Ras al Khaimah, which is developing a coal mine in Indonesia, will build a coal-fired power plant in the emirate in the next two years to meet its fast-growing demand for electricity.
It is the second coal plant to be proposed for the Emirates, where electricity demand has been growing so fast that utilities cannot meet demand and many industries burn costly diesel to keep the lights on. The country is expected to launch an atomic power programme later this year, but the first nuclear power plant will take about eight years to build.
The coal plant will be built in stages, starting with one unit of between 400 megawatts (MW) and 500MW that would be expanded within five years to 1,000MW, said Madhu Koneru, a spokesman for the government-owned RAK Investment Authority (RAKIA). "We are already using coal-based power in cement factories and now we have a new plant in development," Mr Koneru said. "It will be a very environmentally clean project."
The proposed electricity station would be by far the biggest built in the northern emirate, and would produce power more efficiently and with less emissions than the on-site generators the cement plants use to supplement supplies from RAK's grid.
The emirate's decision to burn coal follows a similar development in Dubai, where the Dubai Electricity and Water Authority plans to put out a tender to the private sector next month.
Mr Koneru, also the managing director of RAKIA's RAK Minerals and Metals Investments (RMMI) unit, estimated its share of coal production from the Indonesian mining venture would amount to 15 million tonnes a year by 2014, of which the emirate would import between 8 million and 9 million tonnes.
That would be enough to fuel the new coal-fired plant and any other power stations in the region requiring coal, he said.

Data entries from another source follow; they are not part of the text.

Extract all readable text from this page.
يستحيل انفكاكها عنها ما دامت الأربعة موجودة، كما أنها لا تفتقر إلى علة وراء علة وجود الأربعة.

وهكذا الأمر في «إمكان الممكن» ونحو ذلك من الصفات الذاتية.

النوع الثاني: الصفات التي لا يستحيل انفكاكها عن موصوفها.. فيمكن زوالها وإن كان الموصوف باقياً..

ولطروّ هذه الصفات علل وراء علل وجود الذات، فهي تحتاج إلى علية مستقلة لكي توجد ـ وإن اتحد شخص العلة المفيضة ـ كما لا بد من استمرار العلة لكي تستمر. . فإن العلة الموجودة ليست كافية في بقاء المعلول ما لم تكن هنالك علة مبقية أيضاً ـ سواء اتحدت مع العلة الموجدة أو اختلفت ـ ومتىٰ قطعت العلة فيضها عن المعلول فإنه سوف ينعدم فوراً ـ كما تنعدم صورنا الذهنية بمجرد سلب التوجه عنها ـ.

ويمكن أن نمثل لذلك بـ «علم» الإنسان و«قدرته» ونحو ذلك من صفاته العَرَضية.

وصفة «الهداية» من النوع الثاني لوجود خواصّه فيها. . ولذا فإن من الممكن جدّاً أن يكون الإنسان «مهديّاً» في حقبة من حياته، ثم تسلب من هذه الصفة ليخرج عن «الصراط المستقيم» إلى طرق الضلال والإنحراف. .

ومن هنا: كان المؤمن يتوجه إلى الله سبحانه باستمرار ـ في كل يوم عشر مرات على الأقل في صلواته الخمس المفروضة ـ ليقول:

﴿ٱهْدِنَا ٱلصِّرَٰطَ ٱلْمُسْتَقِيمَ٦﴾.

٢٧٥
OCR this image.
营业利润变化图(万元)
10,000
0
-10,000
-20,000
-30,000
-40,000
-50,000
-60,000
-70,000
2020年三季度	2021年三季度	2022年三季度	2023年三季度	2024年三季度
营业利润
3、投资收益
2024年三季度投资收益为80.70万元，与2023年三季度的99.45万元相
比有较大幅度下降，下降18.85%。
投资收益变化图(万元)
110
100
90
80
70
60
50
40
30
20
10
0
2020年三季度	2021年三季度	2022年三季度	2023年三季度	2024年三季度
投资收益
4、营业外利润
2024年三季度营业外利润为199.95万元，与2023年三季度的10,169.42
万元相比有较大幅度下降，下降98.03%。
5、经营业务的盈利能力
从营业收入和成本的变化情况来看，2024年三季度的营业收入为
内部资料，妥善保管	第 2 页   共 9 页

RMMI and its Indonesian partner, a company owned by the government of Indonesia's East Kalimantan province on the island of Borneo, plan to export coal to other countries, possibly including India and China.
RAKIA on Monday agreed to invest US$1.5 billion (Dh5.51bn) to develop 200km of railway for coal transport, and a seaport and industrial area in East Kalimantan.
Mr Madhu said RMMI would pay about 92 per cent of the between $500m and $600m cost of the railway, which he said would halve the cost of transporting coal by road.
The company is seeking to develop a rail link with the capacity to transport 60 million tonnes of coal a year produced by several mines in the region. It also plans to build a coal jetty at the seaport.
"We will work with various mine owners for the transportation of coal and welcome partnerships," Mr Koneru said. Indonesia is among the world's top exporters of thermal coal, with 57 per cent of its supplies produced in East Kalimantan.
Mr Madhu said RAKIA's investment decision was influenced by the lower projected cost of mining and transporting Indonesian coal, compared with buying it from suppliers such as South Africa or Australia. He said the sulphur content of East Kalimantan coal was low, which meant it was relatively clean-burning.